Inoltre, al terzo piano di Merano Arte, sarà possibile immergersi in uno spazio di riflessione che invita i visitatori a interrogarsi sul tema di un lascito artistico. Cosa si intende con questa espressione? E come si può prendersene cura? Queste tematiche saranno esplorate nella sezione dal titolo “La possibilità d’azione di un lascito d’artista” attraverso una selezione di opere, materiali di lavoro e pubblicazioni provenienti dal lascito dell’artista e fotografo Christian Martinelli, nonché attraverso una serie di eventi pubblici. Questo spazio è curato da BAU, Istituto per l’Arte Contemporanea e l’Ecologia (Simone Mair e Lisa Mazza).
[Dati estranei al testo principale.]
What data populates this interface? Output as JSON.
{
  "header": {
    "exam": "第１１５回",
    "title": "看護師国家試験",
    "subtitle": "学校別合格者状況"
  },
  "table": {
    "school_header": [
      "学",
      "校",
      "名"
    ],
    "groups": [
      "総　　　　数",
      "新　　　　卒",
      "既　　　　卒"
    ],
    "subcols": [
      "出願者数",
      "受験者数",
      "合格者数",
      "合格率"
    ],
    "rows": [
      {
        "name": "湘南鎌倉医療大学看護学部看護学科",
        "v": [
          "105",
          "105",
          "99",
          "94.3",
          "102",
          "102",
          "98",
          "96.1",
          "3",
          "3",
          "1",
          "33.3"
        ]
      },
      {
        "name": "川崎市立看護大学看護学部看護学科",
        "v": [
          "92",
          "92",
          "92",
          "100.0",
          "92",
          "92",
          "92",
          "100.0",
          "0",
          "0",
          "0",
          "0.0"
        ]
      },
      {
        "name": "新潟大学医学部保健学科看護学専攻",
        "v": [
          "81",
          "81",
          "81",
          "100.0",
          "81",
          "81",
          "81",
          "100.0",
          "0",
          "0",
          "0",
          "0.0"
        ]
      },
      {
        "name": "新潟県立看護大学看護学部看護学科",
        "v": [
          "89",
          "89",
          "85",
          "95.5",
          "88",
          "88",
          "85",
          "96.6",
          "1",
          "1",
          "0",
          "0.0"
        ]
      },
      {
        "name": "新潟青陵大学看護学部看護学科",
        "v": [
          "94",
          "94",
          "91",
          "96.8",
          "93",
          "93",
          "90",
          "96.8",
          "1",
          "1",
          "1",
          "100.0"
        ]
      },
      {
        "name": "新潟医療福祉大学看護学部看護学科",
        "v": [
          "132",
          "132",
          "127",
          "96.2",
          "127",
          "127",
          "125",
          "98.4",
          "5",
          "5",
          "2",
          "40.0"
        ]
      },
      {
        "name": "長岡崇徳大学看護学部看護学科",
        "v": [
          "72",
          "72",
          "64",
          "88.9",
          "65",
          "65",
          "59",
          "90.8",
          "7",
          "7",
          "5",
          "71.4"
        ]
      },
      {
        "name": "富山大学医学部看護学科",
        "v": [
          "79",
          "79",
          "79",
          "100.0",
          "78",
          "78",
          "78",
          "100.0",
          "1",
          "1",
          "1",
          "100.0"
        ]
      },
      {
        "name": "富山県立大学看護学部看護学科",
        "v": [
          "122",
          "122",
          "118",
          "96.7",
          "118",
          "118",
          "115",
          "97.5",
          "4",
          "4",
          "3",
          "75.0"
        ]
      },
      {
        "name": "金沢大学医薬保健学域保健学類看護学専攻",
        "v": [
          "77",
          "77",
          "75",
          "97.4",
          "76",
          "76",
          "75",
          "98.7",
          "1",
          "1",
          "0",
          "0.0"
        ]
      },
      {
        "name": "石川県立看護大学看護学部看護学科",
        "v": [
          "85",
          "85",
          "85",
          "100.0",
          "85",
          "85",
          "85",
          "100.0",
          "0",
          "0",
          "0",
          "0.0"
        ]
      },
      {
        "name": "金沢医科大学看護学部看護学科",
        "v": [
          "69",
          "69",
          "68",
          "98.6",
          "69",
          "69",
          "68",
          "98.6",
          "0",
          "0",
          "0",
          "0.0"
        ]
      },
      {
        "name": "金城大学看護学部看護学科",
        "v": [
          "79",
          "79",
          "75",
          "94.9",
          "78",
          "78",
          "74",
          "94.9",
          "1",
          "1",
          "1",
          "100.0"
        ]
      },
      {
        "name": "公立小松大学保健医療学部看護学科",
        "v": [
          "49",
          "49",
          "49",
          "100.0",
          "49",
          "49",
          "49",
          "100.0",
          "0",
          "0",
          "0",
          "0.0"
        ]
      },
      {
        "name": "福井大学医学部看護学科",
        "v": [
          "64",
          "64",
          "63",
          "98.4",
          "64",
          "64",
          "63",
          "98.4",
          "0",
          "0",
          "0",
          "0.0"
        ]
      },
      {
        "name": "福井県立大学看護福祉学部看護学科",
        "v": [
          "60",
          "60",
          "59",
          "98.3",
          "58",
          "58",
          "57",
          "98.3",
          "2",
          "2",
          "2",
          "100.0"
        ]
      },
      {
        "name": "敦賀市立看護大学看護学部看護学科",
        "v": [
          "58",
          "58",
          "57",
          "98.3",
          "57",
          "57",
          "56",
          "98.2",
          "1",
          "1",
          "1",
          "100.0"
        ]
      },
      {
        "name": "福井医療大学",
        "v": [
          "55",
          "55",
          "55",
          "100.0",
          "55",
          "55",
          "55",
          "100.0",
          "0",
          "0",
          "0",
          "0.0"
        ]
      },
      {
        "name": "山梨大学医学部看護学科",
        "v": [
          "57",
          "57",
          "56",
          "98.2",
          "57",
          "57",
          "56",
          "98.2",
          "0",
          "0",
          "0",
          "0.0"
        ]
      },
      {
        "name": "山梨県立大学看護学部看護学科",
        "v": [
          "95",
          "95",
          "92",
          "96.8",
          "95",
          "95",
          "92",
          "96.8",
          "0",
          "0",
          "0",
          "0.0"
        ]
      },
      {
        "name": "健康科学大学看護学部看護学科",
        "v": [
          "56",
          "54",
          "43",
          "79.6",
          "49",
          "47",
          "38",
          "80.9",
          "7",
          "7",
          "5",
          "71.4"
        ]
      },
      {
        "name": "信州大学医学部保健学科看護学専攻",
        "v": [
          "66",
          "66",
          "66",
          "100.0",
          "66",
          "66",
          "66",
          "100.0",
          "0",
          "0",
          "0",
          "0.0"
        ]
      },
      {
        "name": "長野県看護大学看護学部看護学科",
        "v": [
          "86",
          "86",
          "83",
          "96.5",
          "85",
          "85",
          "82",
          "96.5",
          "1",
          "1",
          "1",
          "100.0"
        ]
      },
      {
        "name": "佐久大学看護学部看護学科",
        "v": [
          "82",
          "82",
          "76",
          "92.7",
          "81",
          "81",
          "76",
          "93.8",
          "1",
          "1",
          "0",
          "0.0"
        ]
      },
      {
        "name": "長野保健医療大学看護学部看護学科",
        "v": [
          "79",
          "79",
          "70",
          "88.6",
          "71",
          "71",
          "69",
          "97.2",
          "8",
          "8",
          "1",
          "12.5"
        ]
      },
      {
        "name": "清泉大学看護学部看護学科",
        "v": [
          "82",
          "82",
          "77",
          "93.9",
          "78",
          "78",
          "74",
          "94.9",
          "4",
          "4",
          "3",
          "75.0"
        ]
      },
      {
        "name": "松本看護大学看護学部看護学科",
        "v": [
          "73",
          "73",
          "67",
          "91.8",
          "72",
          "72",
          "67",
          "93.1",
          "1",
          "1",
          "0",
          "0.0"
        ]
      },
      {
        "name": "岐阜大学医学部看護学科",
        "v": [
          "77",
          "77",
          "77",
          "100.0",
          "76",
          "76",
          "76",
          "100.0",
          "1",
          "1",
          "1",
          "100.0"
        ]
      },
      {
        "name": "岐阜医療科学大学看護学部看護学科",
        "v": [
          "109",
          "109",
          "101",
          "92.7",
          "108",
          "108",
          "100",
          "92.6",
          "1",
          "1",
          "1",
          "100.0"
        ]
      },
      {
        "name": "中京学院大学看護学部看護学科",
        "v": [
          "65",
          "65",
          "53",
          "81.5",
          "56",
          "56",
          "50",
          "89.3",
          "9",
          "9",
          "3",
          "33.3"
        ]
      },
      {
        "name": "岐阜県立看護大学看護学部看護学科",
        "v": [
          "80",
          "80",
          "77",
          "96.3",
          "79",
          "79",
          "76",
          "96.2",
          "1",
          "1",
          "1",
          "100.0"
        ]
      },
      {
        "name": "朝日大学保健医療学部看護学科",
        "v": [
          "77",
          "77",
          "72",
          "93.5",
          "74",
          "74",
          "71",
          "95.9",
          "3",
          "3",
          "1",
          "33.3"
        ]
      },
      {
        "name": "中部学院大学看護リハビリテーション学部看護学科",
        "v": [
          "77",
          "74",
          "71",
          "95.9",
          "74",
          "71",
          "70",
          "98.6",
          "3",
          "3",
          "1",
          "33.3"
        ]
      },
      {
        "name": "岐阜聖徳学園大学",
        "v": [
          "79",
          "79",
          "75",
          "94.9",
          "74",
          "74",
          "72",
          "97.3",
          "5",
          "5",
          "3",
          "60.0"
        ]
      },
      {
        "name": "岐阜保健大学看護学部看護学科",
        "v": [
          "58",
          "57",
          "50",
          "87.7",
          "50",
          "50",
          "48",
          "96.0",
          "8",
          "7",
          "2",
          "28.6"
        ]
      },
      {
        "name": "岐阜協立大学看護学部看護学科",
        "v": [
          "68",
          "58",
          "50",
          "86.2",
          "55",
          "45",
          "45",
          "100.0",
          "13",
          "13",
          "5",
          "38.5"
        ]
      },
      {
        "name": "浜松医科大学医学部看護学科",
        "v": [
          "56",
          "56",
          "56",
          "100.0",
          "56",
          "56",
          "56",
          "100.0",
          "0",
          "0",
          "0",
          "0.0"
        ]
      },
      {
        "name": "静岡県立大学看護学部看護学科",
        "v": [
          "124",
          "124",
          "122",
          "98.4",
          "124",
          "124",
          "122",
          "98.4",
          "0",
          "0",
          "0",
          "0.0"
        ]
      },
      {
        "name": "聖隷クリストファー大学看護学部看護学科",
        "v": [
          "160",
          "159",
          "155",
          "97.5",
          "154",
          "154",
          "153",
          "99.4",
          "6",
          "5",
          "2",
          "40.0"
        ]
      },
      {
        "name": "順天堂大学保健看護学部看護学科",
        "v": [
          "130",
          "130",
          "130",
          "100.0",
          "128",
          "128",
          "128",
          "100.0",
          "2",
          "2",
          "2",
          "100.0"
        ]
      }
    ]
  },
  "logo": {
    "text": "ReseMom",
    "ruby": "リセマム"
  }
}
Con questa mostra, Merano Arte intende portare avanti tanto un filone di ricerca sul linguaggio fotografico, che ha caratterizzato la sua programmazione espositiva fin dagli esordi, quanto la sua vocazione a promuovere la conoscenza degli artisti che operano sul territorio. In passato sono state proposte, infatti, una serie di mostre in cui hanno trovato spazio i grandi nomi della fotografia internazionale, come Robert Mapplethorpe (2004), Man Ray (2005), Boris Mikhailov (2007), Elliot Erwin (2011), Cindy Sherman (2013), Ugo Mulas (2014) o Francesca Woodman (2015). Parallelamente, non è mancato un filone di ricerca sul contesto locale, che ha interessato figure storiche come Karl Erhart, Oswald Kofler o Hansgeorg Hölzl (2012) e ricerche più recenti come quella di Elisabeth Hölzl (2022). La scelta di dare spazio a un fotografo originario di Merano ha quindi l’obiettivo di promuovere e valorizzare la conoscenza del suo lavoro, presentato per la prima volta in una forma così ampia.

Educazione artistica
Oltre a diversi workshop dedicati alla fotografia analogica, proposti soprattutto nella camera oscura, la serie di workshop “Alla ricerca di tracce / Spurensuche” riattiverà il “Gallery Van”, la piccola roulotte di Christian Martinelli utilizzata per corsi e esposizioni fotografiche proposte nei contesti più disparati, come ad esempio tra i pastori sardi. Definita anche “Public Gallery” essa era per Martinelli un “progetto itinerante con mostre site specific per portare la fotografia in spazi inaccessibili”. Portata ai confini dell’Alto Adige, la roulotte tornerà a essere uno spazio temporaneo per corsi di fotografia, una camera oscura e una galleria.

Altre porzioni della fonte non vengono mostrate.